Temos insistido nas últimas edições de nossa revista sobre a Liturgia como fonte no caminho da comunidade cristã; a Liturgia como escola na qual se aprende a crer de coração, a orar e a viver a fé à luz da memória pascal do Cristo e da Igreja. Como gostava insistentemente de lembrar nosso querido e saudoso dom Clemente Isnard, o grande impulsionador da reforma litúrgica entre nós, podem-se cultivar muitas espiritualidades, ao gosto de cada um, de cada uma, de segmentos específicos de cristãos e cristãs, como são, por exemplo, as várias ordens, institutos ou movimentos religiosos. Mas a espiritualidade da Igreja é a espiritualidade litúrgica, que tira da tradição mais antiga e genuína o seu alimento, sobretudo das Sagradas Escrituras, resplandecentes nas leituras proclamadas, nas diversas formas de oração e no canto dos Salmos ou neles inspirado; espiritualidade vivida mistagogicamente no ritmo estabelecido pelo ano litúrgico, itinerário sabiamente construído pela experiência das Igrejas cristãs do Oriente e do Ocidente.

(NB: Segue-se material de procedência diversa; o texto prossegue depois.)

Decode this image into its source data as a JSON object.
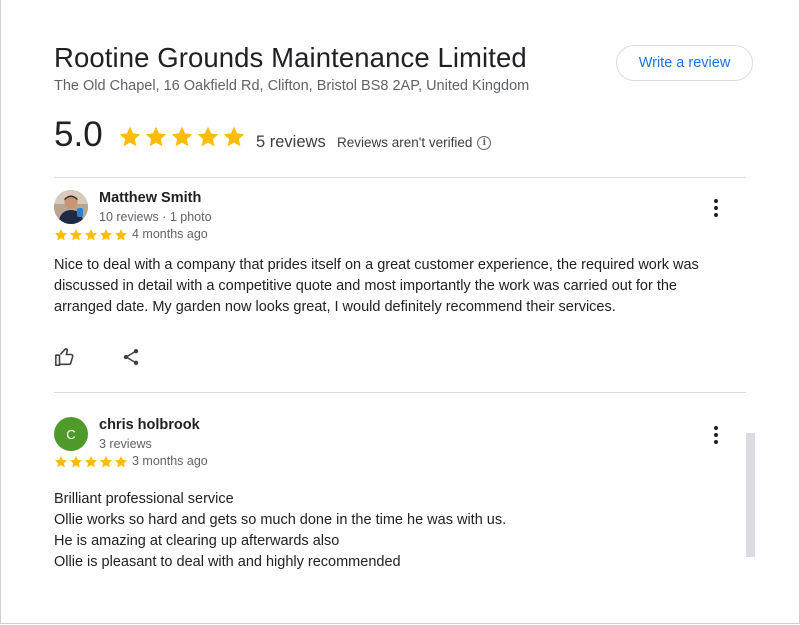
{
  "business": {
    "name": "Rootine Grounds Maintenance Limited",
    "address": "The Old Chapel, 16 Oakfield Rd, Clifton, Bristol BS8 2AP, United Kingdom",
    "write_review_label": "Write a review"
  },
  "summary": {
    "rating": "5.0",
    "stars": 5,
    "review_count": "5 reviews",
    "verification_note": "Reviews aren't verified",
    "star_color": "#fbbc04"
  },
  "reviews": [
    {
      "author": "Matthew Smith",
      "meta": "10 reviews · 1 photo",
      "avatar": "person-photo",
      "stars": 5,
      "date": "4 months ago",
      "lines": [
        "Nice to deal with a company that prides itself on a great customer experience, the required work was",
        "discussed in detail with a competitive quote and most importantly the work was carried out for the",
        "arranged date. My garden now looks great, I would definitely recommend their services."
      ],
      "actions": [
        "thumbs-up-icon",
        "share-icon"
      ]
    },
    {
      "author": "chris holbrook",
      "meta": "3 reviews",
      "avatar_letter": "C",
      "avatar_color": "#4e9a2a",
      "stars": 5,
      "date": "3 months ago",
      "lines": [
        "Brilliant professional service",
        "Ollie works so hard and gets so much done in the time he was with us.",
        "He is amazing at clearing up afterwards also",
        "Ollie is pleasant to deal with and highly recommended"
      ]
    }
  ],
  "colors": {
    "link_blue": "#1a73e8",
    "text_primary": "#202124",
    "text_secondary": "#5f6368"
  }
}
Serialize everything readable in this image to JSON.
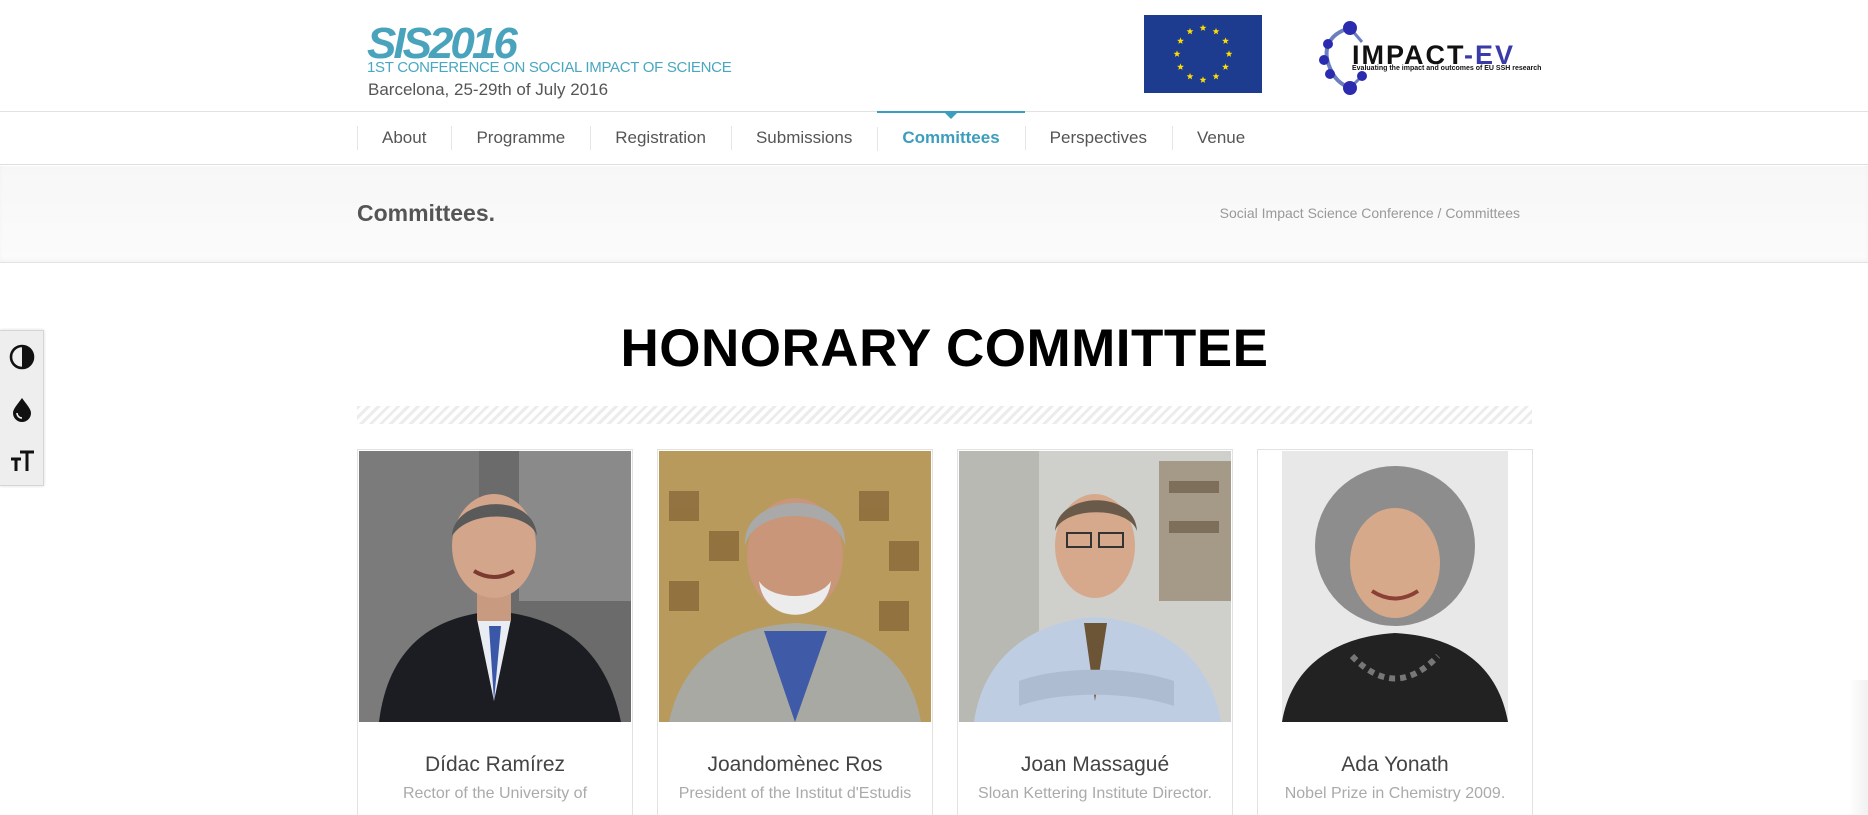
{
  "header": {
    "logo_mark": "SIS2016",
    "logo_subtitle": "1ST CONFERENCE ON SOCIAL IMPACT OF SCIENCE",
    "logo_dates": "Barcelona, 25-29th of July 2016",
    "impact_title_a": "IMPACT",
    "impact_title_b": "-EV",
    "impact_tagline": "Evaluating the impact and outcomes of EU SSH research",
    "colors": {
      "brand_blue": "#3d9dbd",
      "eu_blue": "#1d3c8f",
      "eu_star": "#ffdd00"
    }
  },
  "nav": {
    "items": [
      {
        "label": "About"
      },
      {
        "label": "Programme"
      },
      {
        "label": "Registration"
      },
      {
        "label": "Submissions"
      },
      {
        "label": "Committees",
        "active": true
      },
      {
        "label": "Perspectives"
      },
      {
        "label": "Venue"
      }
    ]
  },
  "title_bar": {
    "page_title": "Committees.",
    "breadcrumb_root": "Social Impact Science Conference",
    "breadcrumb_separator": " / ",
    "breadcrumb_current": "Committees"
  },
  "accessibility": {
    "buttons": [
      {
        "icon": "contrast-icon"
      },
      {
        "icon": "droplet-icon"
      },
      {
        "icon": "text-size-icon"
      }
    ]
  },
  "section": {
    "heading": "HONORARY COMMITTEE"
  },
  "members": [
    {
      "name": "Dídac Ramírez",
      "role": "Rector of the University of"
    },
    {
      "name": "Joandomènec Ros",
      "role": "President of the Institut d'Estudis"
    },
    {
      "name": "Joan Massagué",
      "role": "Sloan Kettering Institute Director."
    },
    {
      "name": "Ada Yonath",
      "role": "Nobel Prize in Chemistry 2009."
    }
  ]
}
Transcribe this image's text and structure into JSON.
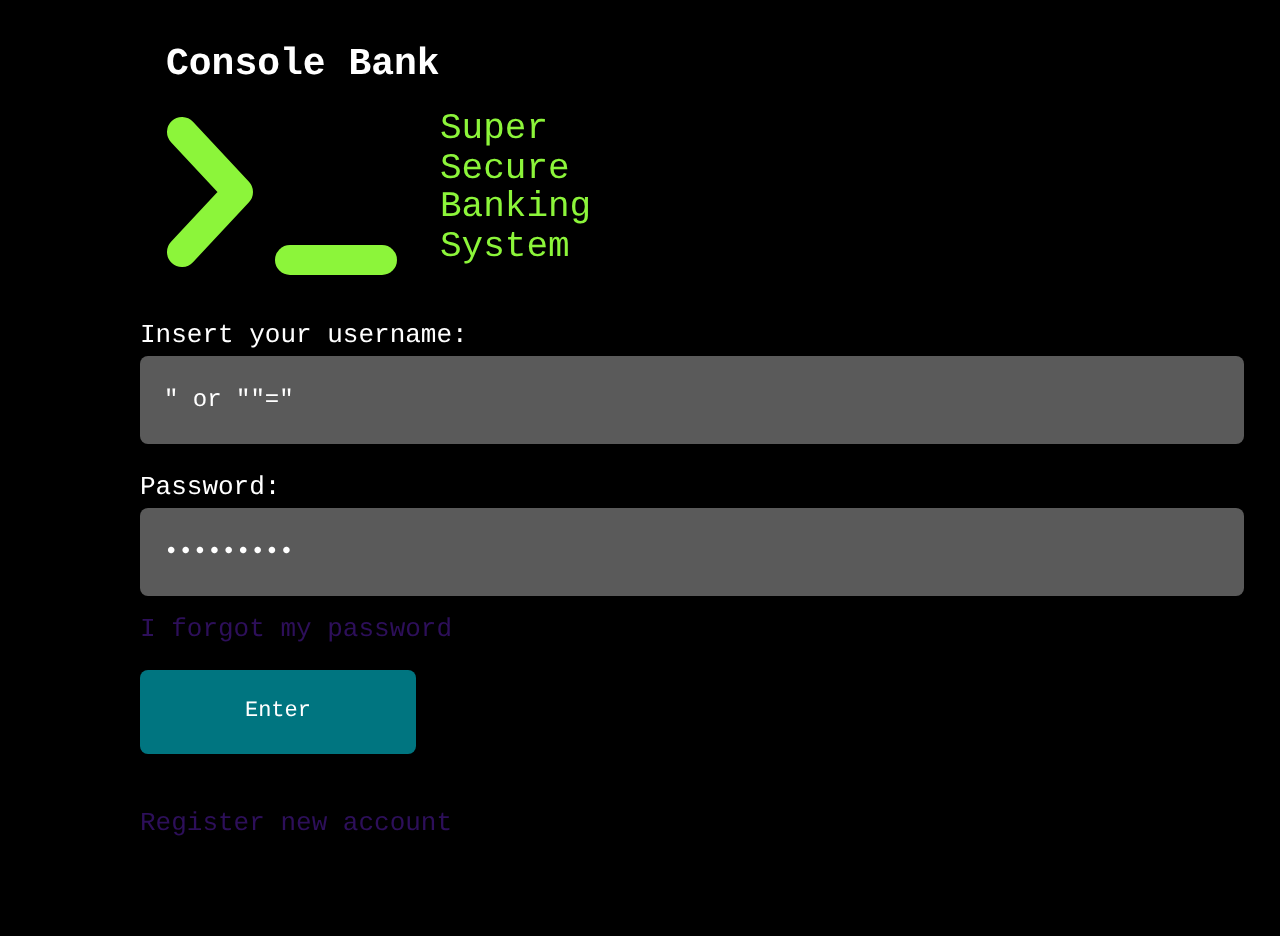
{
  "title": "Console Bank",
  "tagline": [
    "Super",
    "Secure",
    "Banking",
    "System"
  ],
  "fields": [
    {
      "label": "Insert your username:",
      "value": "\" or \"\"=\""
    },
    {
      "label": "Password:",
      "value": "•••••••••"
    }
  ],
  "forgot_link": "I forgot my password",
  "submit_button": "Enter",
  "register_link": "Register new account"
}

Tal caminho proposto com novo vigor pela reforma litúrgica do Concílio Vaticano II supõe iniciação à fé, em itinerário que não seja apenas transmissão intelectual da doutrina, mas processo progressivo de adesão a Jesus, de profissão da fé nos momentos celebrativos no tempo da catequese, de vivência da fé no cotidiano da existência humana. Dessa forma, a pessoa aprende que a fé não é apenas condição para celebrar o sacramento, mas que a própria fé tem dimensão sacramental, se expressa mediante sinais sensíveis e, assim, realiza o que significa pela força do Espírito, que torna eficaz a ação da Igreja. Aprende também que a fé não é realidade acabada no final do processo de iniciação cristã; ao contrário, tem o dinamismo da própria existência humana, coincide com a vida pessoal e comunitária cotidianamente entregue a Deus, em Cristo, no serviço lúcido e coerente do Reino de Deus.
Nem sempre, porém, a compreensão que emerge do Concílio Vaticano II aparece na prática celebrativa da Igreja. Não raro a celebração dominical, sem a necessária preparação, seja da parte de quem exerce ministérios, seja da parte da própria assembleia, está destituída de profundidade espiritual. Muitas vezes, os sacramentos são celebrados como mera formalidade. Pouco investimento se faz para devolver ao povo de Deus o Ofício Divino, com sua riqueza bíblica e espiritual, dando lugar às mais variadas e duvidosas formas de pietismo devocional.
Pensemos na Jornada Mundial da Juventude, um evento de tal grandeza não somente à Igreja Católica do Brasil e do mundo, mas a todo o povo. Que oportunidade tivemos para tratar a liturgia com toda a seriedade que ela merece, à altura do papa Francisco, tão despojado de artifícios em seu ministério de presidência, numa Igreja que tanto fez para aplicar os princípios da reforma litúrgica do Concílio Vaticano II. No entanto, bastaria uma análise superficial das músicas escolhidas, por exemplo, para a celebração final, a fim de atestar o quanto a liturgia não é percebida como fonte que alimenta a fé.
Na liturgia, a música não pode ser produzida por si mesma, com critérios subjetivos. Não basta qualidade estética, é decisivo que tal qualidade seja alusiva ao mistério celebrado, que cumpra sua função no contexto do rito e seu significado, no qual ela está inserida. Além disso, quem canta na liturgia é o povo de Deus, a assembleia dos batizados e batizadas, não cabe protagonismo de cantores e cantoras. Se aí estão, é para levar toda a assembleia a cantar ativamente, com conhecimento de causa.